By David Humphrey
For The Herald Bulletin
---- — Long before the existence of the iPod or MP3 players, phonograph albums and 45s were the way to listen to music in the comfort of your home.
At one time, the city of Anderson had a variety of record stores that sold the latest hits from rock 'n' roll, soul, pop, country, and gospel recording artists. For over 50 years, faithful customers kept local stores in business before bidding farewell to their beloved vinyl.
Perhaps the most popular record store of all was Joe's Record Shop. Located on Meridian Street in downtown Anderson, Joe's (as regular customers called it) sold not only records but an array of instruments to aspiring rock 'n' rollers or the already classically trained musicians.
Joe's kept a vast inventory of guitars, amplifiers, and drums, plus hundreds, if not thousands, of albums and 45s. Customers looking to buy records were allowed to listen to the product on a turntable before purchase. And it was the same with instruments. Jam sessions took place in the music department where guitarists plugged a new Fender Telecaster or Gibson Les Paul into a Vox amplifier to emulate Keith Richards' classic intro to "Satisfaction" or George Harrison's defining work on "While My Guitar Gently Weeps."
During the 1960s, on any given Saturday afternoon, downtown Anderson was abuzz with local teens. After catching a movie at the Paramount, State, or Riviera Theatre, it was off to Joe's Record Shop to see what new discs were in stock.
Owner Joe Pike was a well-loved and respected man who became as iconic as his record store itself. From his humble beginnings at Music Treasures, Pike operated one of the most successful downtown businesses for over 40 years.
Originally, Joe's was at the corner of 13th and Meridian before moving to the vacated Montgomery Ward's building just north of the State Theatre. (Montgomery Ward's found a home at the newly-opened Mounds Mall in the mid-1960s).
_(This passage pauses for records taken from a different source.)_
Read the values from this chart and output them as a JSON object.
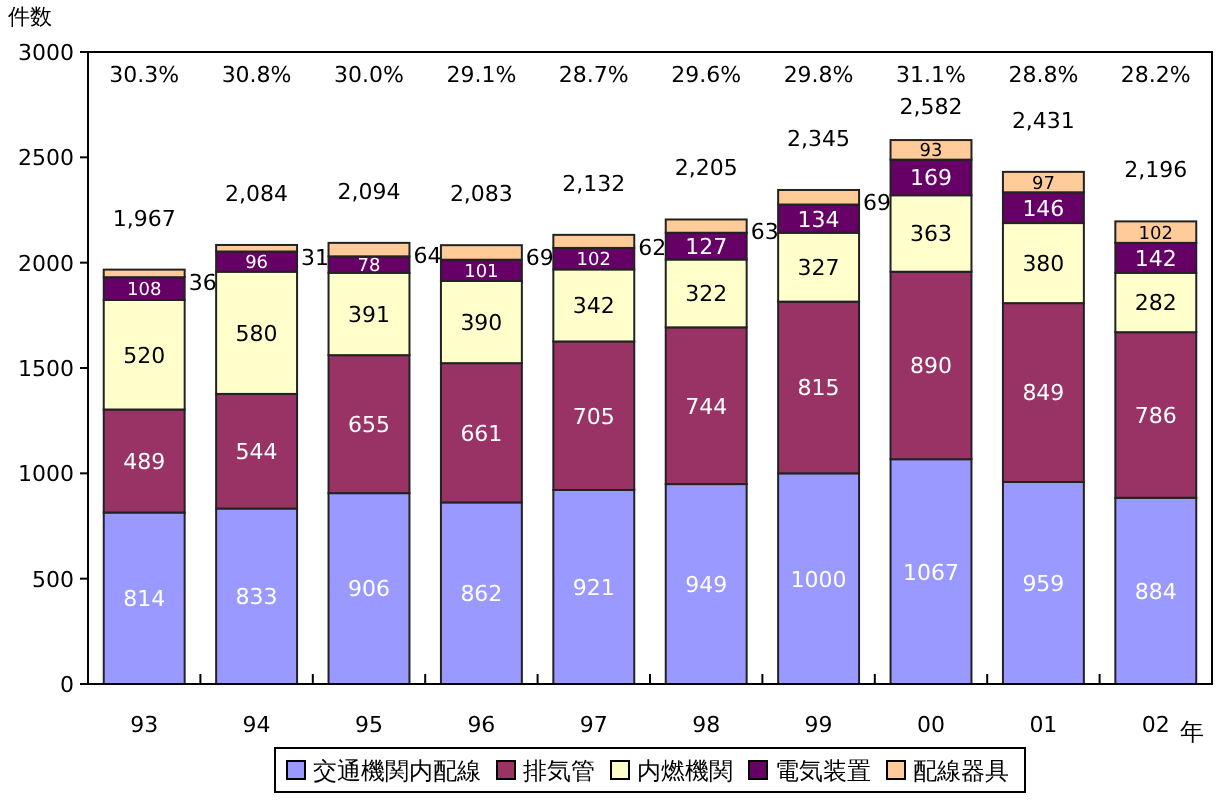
{
  "chart_data": {
    "type": "bar",
    "stacked": true,
    "ylabel": "件数",
    "xlabel": "年",
    "categories": [
      "93",
      "94",
      "95",
      "96",
      "97",
      "98",
      "99",
      "00",
      "01",
      "02"
    ],
    "series": [
      {
        "name": "交通機関内配線",
        "color": "#9999ff",
        "values": [
          814,
          833,
          906,
          862,
          921,
          949,
          1000,
          1067,
          959,
          884
        ]
      },
      {
        "name": "排気管",
        "color": "#993366",
        "values": [
          489,
          544,
          655,
          661,
          705,
          744,
          815,
          890,
          849,
          786
        ]
      },
      {
        "name": "内燃機関",
        "color": "#ffffcc",
        "values": [
          520,
          580,
          391,
          390,
          342,
          322,
          327,
          363,
          380,
          282
        ]
      },
      {
        "name": "電気装置",
        "color": "#660066",
        "values": [
          108,
          96,
          78,
          101,
          102,
          127,
          134,
          169,
          146,
          142
        ]
      },
      {
        "name": "配線器具",
        "color": "#ffcc99",
        "values": [
          36,
          31,
          64,
          69,
          62,
          63,
          69,
          93,
          97,
          102
        ]
      }
    ],
    "ylim": [
      0,
      3000
    ],
    "yticks": [
      0,
      500,
      1000,
      1500,
      2000,
      2500,
      3000
    ],
    "data_labels": true,
    "totals": [
      "1,967",
      "2,084",
      "2,094",
      "2,083",
      "2,132",
      "2,205",
      "2,345",
      "2,582",
      "2,431",
      "2,196"
    ],
    "annotations": [
      "30.3%",
      "30.8%",
      "30.0%",
      "29.1%",
      "28.7%",
      "29.6%",
      "29.8%",
      "31.1%",
      "28.8%",
      "28.2%"
    ],
    "legend": "bottom",
    "grid": false
  }
}
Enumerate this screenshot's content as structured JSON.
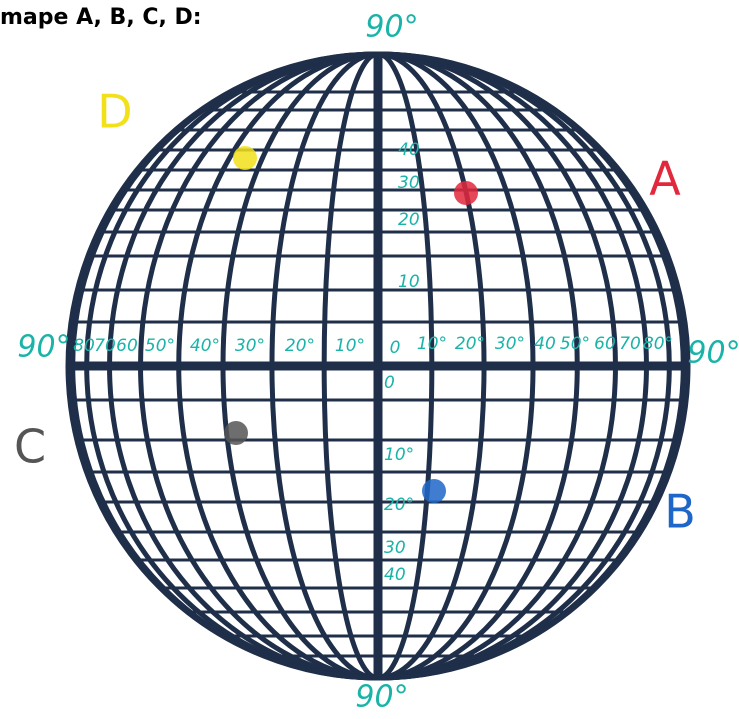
{
  "header": {
    "title": "mape A, B, C, D:"
  },
  "poles": {
    "top": "90°",
    "bottom": "90°",
    "left": "90°",
    "right": "90°"
  },
  "equator_labels": {
    "west": [
      "80",
      "70",
      "60",
      "50°",
      "40°",
      "30°",
      "20°",
      "10°"
    ],
    "center": "0",
    "east": [
      "10°",
      "20°",
      "30°",
      "40",
      "50°",
      "60",
      "70",
      "80°"
    ]
  },
  "meridian_labels": {
    "north": [
      "40",
      "30",
      "20",
      "10"
    ],
    "south": [
      "0",
      "10°",
      "20°",
      "30",
      "40"
    ]
  },
  "points": [
    {
      "label": "D",
      "color": "#f2e11a"
    },
    {
      "label": "A",
      "color": "#e2283c"
    },
    {
      "label": "C",
      "color": "#555555"
    },
    {
      "label": "B",
      "color": "#1e66c8"
    }
  ]
}
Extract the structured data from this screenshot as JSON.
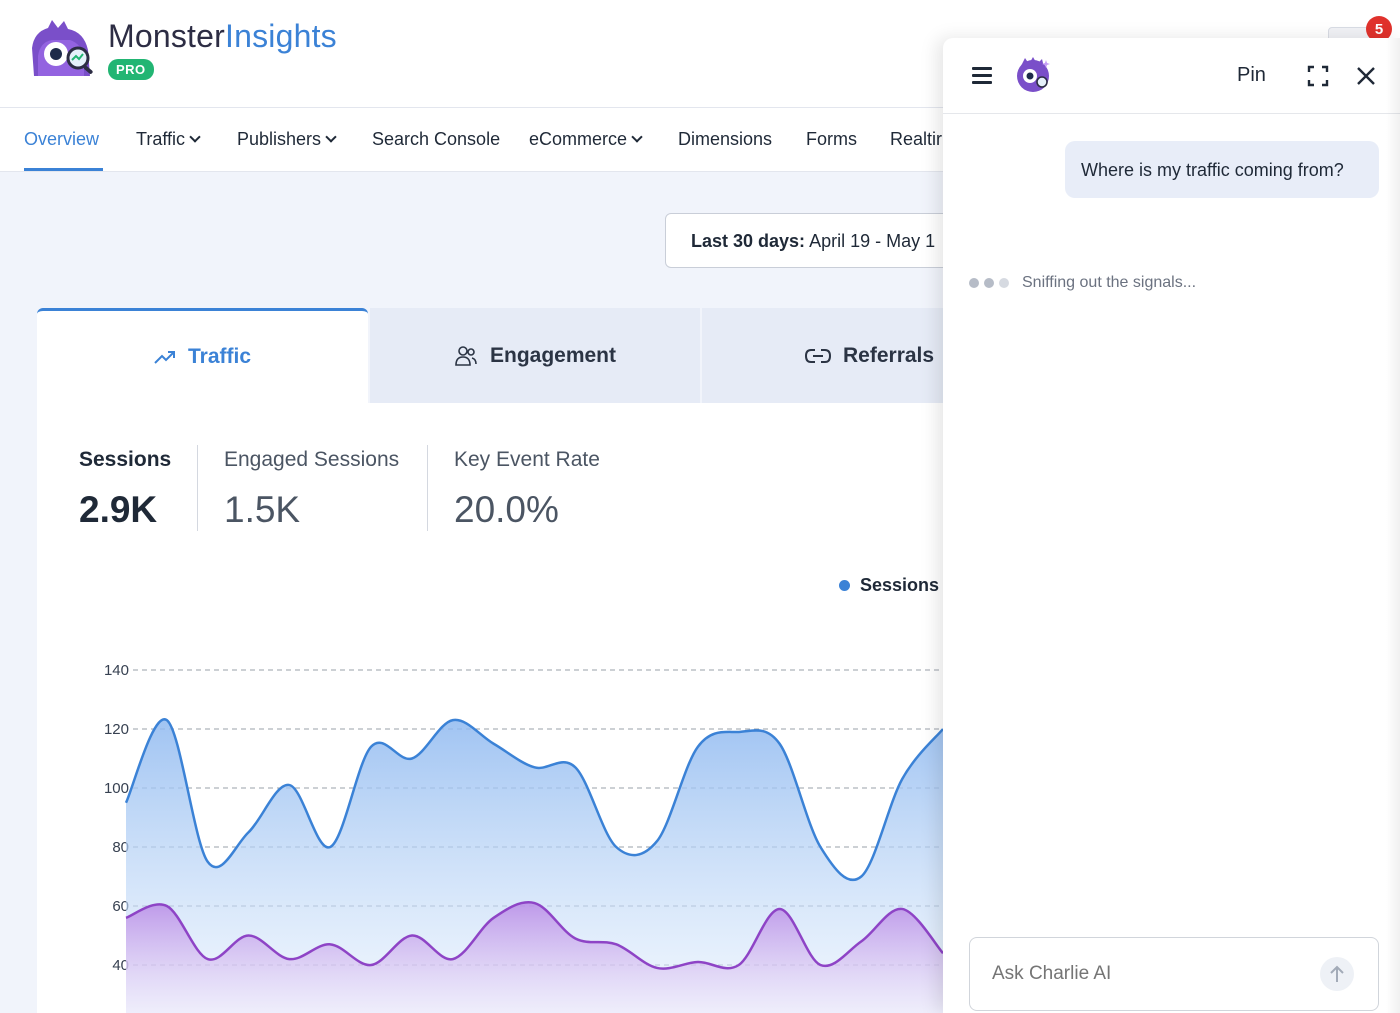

The record department was on the main floor of Joe's with instruments displayed in an adjacent room and upstairs. Sheet music, song books, drum sticks, guitar straps and guitar picks made Joe's a one-stop shopping trip for Anderson area musicians. Pike displayed newly-released albums in his storefront window as well as posters featuring the top-selling recording artists of the day.
Gaither shopped at Joe's
Though he enjoyed rock 'n' roll but was not a huge fan like his teenage peers, Bill Gaither relied on Joe Pike to keep his favorite gospel records in stock. If Gaither wanted a recording that was not in an album bin, Pike would place a special order for him. Listening to all of that gospel did the Alexandria teen good. Gaither is one of the biggest names in gospel selling millions of records while collecting several Grammy and Dove Awards.
Joe's Record Shop first opened its doors in 1945 and later became known as Music Today. Prior to Joe's Record Shop, Pike owned and operated the Music and Hobby Shop and Morgan's Music Store. The well-liked record store owner passed away in 2009 at the age of 88.
Not far from Joe's Record Shop was the Hi-Fi Shop. Like Joe's, the Hi-Fi Shop sold 45-rpm singles and LPs (long playing albums).
During the 1970s, record stores began to open outside the downtown area. Journey's End, Uncle Waldo's Album Exchange, Record Haven,Stone Henge, A-1 Records, Musicland, Record Mart, and Sun Records continued to sell vinyl but added eight-track tapes, cassettes, and eventually CDs to their inventory.
Sun Records, located near Madison Avenue and 38th Street, later became known as Karma Records and relocated to the Applewood Centre. In its heyday, Sun Records was the site of music fans camping out all night for concert tickets. Being that Pizza King and a Sear's Liquor Store were within walking distance of Sun Records made waiting in line for 12 hours a little more enjoyable for some.
When tickets for the January 1985 Bruce Springsteen concert at Market Square Arena in Indianapolis went on sale in December, fans lined the street from 38th and Madison to South Drive. Sun Records owners Steve Holder and Steve Butler ultimately went to the lottery system, passing out numbers to concertgoers one day prior to ticket sales.
Karma Records and Sam Goody's at the Mounds Mall withstood the onslaught of music downloading through the early 2000s. Both stores closed their doors for good less than a decade ago.The building that once housed Joe's Record Shop is now the site of Lambert's Music Center. The record bins, guitars and amplifiers are long gone, but the floors at Lambert's Music Center still creak as they did years ago when Joe Pike was the king of vinyl.